National business briefing: stocks and banking regulations
Published 12:00 am Tuesday, March 6, 2018
Stocks make afternoon surge
NEW YORK — Stocks shook off morning losses on Monday and surged in the afternoon to send the Standard & Poor’s 500 index to its best day in a week. It’s the latest turn for a market suddenly prone to quick shifts not only day to day but also hour to hour, as investors question whether President Donald Trump will really risk a trade war.
The S&P 500 lost as much as 0.6 percent shortly after trading began, only to finish the day 1.1 percent higher after rising 29.69 points to 2,720.94. It’s reminiscent of what happened Friday, when stocks reversed course on speculation that Trump was only making an opening bid when he promised to impose stiff tariffs on imported steel and aluminum, rather than a final offer.
The Dow Jones industrial average jumped 336.70, or 1.4 percent, to 24,874.76, and the Nasdaq composite gained 72.84, or 1 percent, to 7,330.70. Both came back from early-morning losses.
Bill would boost bank bailouts
WASHINGTON — A bipartisan bill that’s on the Senate floor this week would increase the odds of government funding going to bail out failed banks, according to a new report from the Congressional Budget Office.

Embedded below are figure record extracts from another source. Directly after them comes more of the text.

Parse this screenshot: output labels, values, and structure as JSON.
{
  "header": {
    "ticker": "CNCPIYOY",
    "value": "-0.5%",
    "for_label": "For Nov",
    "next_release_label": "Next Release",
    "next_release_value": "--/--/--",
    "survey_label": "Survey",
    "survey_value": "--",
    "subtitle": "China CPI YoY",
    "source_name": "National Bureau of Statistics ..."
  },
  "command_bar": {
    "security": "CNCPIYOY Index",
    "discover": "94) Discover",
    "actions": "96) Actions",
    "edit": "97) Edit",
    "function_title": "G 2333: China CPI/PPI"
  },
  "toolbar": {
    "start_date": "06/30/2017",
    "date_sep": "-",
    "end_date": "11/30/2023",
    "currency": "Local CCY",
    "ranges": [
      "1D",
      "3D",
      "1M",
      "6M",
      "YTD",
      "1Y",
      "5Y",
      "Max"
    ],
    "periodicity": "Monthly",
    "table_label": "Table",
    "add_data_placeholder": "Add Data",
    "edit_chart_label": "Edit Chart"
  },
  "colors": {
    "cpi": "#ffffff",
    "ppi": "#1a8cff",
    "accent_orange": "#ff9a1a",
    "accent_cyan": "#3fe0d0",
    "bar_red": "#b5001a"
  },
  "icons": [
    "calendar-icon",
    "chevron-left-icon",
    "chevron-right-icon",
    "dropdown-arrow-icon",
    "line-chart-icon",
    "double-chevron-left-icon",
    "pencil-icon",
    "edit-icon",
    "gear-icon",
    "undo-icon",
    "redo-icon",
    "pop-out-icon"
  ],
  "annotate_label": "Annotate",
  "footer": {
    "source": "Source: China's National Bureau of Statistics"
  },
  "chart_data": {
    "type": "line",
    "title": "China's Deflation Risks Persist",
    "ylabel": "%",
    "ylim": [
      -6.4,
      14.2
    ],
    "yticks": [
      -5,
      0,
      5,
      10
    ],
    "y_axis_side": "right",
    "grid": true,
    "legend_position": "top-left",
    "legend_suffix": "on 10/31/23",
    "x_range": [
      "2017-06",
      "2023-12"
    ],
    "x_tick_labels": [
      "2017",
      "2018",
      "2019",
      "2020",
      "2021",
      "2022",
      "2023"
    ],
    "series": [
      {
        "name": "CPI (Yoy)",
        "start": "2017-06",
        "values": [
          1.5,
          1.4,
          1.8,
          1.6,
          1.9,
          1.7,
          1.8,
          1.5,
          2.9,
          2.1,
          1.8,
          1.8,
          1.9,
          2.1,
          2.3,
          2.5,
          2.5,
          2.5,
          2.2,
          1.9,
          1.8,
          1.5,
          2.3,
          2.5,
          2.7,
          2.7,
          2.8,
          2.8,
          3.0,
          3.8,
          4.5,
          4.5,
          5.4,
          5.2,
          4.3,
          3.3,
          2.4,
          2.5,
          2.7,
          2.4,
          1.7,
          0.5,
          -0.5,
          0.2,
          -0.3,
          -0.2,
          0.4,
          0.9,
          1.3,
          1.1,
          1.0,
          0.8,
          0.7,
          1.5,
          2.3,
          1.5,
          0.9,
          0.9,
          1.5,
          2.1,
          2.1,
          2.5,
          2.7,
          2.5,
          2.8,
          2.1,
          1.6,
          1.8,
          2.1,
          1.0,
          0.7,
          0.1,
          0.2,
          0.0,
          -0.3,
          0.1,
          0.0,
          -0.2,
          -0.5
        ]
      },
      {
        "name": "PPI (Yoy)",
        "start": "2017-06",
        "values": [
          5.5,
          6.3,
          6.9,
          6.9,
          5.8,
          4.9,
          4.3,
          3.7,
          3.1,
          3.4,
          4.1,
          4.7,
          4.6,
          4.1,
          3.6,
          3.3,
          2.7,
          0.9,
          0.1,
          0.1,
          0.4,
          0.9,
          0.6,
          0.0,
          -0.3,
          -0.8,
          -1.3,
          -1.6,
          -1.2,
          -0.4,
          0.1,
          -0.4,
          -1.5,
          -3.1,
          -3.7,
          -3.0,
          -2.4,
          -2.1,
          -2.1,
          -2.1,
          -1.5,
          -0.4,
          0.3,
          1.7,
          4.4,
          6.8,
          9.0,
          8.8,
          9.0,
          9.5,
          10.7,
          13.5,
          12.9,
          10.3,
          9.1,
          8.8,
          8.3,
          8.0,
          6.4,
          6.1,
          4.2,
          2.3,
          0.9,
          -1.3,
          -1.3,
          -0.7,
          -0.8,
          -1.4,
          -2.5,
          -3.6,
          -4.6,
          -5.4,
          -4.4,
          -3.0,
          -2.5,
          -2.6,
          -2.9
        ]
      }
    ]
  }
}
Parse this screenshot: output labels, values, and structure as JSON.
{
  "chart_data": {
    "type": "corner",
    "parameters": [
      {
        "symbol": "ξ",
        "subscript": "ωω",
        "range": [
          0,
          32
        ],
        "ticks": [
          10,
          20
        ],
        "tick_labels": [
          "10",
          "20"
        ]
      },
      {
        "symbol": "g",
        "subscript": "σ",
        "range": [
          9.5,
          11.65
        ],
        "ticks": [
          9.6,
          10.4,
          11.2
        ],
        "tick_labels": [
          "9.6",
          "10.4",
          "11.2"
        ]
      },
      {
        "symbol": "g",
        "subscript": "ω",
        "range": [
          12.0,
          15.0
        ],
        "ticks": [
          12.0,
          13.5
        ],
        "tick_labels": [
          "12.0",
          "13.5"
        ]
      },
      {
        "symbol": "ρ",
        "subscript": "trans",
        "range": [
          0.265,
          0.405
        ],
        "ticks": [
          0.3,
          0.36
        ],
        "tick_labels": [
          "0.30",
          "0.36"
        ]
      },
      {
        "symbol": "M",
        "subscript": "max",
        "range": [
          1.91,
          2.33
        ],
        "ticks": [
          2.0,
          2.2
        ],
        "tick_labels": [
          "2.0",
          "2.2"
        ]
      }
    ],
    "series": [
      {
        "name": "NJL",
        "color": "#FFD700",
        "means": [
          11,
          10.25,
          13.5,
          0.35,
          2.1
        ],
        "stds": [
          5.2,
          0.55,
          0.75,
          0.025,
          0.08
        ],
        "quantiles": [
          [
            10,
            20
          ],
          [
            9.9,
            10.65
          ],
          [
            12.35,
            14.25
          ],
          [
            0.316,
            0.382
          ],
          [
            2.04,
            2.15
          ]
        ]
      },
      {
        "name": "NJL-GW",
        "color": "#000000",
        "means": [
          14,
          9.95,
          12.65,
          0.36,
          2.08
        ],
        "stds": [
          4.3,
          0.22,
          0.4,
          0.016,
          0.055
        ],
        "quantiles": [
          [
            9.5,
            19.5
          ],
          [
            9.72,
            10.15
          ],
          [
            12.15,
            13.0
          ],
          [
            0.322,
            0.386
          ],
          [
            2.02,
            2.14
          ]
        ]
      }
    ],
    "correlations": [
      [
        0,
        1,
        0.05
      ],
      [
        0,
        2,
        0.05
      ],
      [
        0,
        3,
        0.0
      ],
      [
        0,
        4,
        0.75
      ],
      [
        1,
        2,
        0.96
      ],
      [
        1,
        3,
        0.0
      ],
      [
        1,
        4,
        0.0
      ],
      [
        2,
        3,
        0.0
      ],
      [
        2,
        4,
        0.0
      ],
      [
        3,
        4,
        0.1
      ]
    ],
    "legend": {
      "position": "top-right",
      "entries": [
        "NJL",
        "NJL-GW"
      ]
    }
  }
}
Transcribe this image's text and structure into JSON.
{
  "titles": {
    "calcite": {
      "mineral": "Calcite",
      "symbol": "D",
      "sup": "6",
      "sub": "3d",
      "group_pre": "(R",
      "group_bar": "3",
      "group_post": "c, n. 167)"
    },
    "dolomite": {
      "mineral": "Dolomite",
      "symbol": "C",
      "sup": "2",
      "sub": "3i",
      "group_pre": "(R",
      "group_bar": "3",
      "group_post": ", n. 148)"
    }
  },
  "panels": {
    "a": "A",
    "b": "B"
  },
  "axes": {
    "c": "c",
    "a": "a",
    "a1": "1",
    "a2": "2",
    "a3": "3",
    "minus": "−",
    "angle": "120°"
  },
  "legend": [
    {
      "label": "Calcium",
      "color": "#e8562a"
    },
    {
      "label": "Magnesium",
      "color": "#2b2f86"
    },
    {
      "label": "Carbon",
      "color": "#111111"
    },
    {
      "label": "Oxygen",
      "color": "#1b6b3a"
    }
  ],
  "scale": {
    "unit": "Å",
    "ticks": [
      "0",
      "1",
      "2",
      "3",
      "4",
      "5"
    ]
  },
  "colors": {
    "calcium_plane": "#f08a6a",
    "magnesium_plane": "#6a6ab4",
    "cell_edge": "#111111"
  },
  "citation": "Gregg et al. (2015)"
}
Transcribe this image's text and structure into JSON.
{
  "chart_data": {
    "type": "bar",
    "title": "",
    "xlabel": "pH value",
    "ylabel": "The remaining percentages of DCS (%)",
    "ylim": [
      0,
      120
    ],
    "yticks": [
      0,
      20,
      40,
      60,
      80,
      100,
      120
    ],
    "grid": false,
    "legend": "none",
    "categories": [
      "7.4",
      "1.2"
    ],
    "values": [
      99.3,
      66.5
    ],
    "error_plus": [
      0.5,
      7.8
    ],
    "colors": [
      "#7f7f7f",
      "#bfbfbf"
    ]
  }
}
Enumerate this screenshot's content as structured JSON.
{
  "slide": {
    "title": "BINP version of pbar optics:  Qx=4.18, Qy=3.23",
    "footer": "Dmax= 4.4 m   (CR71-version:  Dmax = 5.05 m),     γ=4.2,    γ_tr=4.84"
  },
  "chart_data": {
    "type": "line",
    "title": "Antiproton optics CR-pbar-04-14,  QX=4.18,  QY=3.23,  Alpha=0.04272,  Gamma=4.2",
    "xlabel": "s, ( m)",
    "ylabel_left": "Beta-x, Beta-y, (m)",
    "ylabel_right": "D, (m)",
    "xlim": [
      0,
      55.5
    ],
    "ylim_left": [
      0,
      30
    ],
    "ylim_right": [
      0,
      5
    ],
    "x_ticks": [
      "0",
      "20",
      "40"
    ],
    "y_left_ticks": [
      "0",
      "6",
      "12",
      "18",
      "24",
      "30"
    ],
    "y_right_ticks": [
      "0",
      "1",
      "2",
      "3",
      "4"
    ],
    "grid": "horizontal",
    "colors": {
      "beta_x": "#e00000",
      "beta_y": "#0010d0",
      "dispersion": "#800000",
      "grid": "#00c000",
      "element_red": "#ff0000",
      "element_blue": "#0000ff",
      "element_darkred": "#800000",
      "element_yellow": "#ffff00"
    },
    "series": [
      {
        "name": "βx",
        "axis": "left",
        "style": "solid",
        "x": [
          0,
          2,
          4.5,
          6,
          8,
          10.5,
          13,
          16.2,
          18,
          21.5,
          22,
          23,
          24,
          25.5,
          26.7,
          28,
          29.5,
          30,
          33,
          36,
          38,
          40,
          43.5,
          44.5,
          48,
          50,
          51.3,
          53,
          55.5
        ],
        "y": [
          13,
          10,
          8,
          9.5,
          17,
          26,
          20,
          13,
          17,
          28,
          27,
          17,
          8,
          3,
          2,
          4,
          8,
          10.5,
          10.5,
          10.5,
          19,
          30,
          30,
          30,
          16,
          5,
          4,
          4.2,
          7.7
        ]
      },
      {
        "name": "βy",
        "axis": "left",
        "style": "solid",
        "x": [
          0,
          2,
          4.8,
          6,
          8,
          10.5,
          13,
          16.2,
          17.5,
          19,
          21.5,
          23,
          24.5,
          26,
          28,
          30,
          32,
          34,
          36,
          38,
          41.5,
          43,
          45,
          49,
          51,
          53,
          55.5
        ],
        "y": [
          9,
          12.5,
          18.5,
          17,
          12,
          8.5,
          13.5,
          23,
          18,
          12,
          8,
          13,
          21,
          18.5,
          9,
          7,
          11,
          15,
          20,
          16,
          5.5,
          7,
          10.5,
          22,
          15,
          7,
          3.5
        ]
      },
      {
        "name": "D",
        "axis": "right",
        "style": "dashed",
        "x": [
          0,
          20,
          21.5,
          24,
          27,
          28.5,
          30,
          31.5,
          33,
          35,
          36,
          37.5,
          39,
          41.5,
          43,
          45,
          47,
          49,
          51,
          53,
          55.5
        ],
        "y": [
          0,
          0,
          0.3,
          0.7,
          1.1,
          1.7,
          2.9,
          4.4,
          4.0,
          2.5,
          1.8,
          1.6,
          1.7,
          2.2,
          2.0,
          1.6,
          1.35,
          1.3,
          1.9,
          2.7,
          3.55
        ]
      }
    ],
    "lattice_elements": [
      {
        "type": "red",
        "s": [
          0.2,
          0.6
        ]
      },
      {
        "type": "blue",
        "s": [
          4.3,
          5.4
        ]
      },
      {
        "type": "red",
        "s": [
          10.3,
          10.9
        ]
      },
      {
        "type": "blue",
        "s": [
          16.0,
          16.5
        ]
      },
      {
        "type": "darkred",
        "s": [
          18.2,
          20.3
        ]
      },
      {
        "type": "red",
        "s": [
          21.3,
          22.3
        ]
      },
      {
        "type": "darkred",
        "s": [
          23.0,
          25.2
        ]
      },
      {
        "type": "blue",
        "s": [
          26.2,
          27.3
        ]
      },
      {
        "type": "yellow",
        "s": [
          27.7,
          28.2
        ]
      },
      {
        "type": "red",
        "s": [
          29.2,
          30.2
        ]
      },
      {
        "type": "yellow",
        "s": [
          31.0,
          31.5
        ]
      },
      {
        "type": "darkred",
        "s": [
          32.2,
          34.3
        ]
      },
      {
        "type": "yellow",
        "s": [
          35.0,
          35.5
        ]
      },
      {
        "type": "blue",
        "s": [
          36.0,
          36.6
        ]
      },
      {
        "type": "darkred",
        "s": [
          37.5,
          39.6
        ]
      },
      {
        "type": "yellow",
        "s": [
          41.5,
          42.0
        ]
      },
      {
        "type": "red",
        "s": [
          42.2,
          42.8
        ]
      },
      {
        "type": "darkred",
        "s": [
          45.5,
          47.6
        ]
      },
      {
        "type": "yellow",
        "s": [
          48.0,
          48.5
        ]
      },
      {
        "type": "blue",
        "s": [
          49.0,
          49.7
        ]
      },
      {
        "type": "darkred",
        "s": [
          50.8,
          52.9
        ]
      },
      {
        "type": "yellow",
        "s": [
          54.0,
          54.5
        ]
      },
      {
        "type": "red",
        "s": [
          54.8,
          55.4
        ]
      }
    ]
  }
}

The bill, which is scheduled for an initial Senate vote Tuesday and is expected to pass the chamber as soon as this week, would roll back some of the regulations Congress put in place after the 2008 financial crisis. A major feature of the bill is exempting about two dozen financial companies with assets between $50 billion and $250 billion from the highest levels of regulatory scrutiny from the Federal Reserve. If passed, it would be the most substantial weakening of the regulations put in place by the 2010 Dodd-Frank law that strengthened financial regulations.
The CBO report says those exemptions make it more likely a bank would collapse and lead federal officials to stabilize it with public funds. The CBO notes that this scenario is unlikely in any given year, but it says the bill makes it more probable.
“CBO’s estimate of the bill’s budgetary effect is subject to considerable uncertainty, in part because it depends on the probability in any year that a systematically important financial institution will fail,” the report says. “CBO estimates that the probability is small under current law and would be slightly greater under the legislation.”
The truly biggest banks — Goldman Sachs, JP Morgan, CitiGroup — have balance sheets well beyond $250 billion, and will not benefit from that change. But other well-known banks would be freed of some supervision, including firms such as SunTrust Banks and Fifth Third Bancorp that received government bailouts to survive the financial crisis.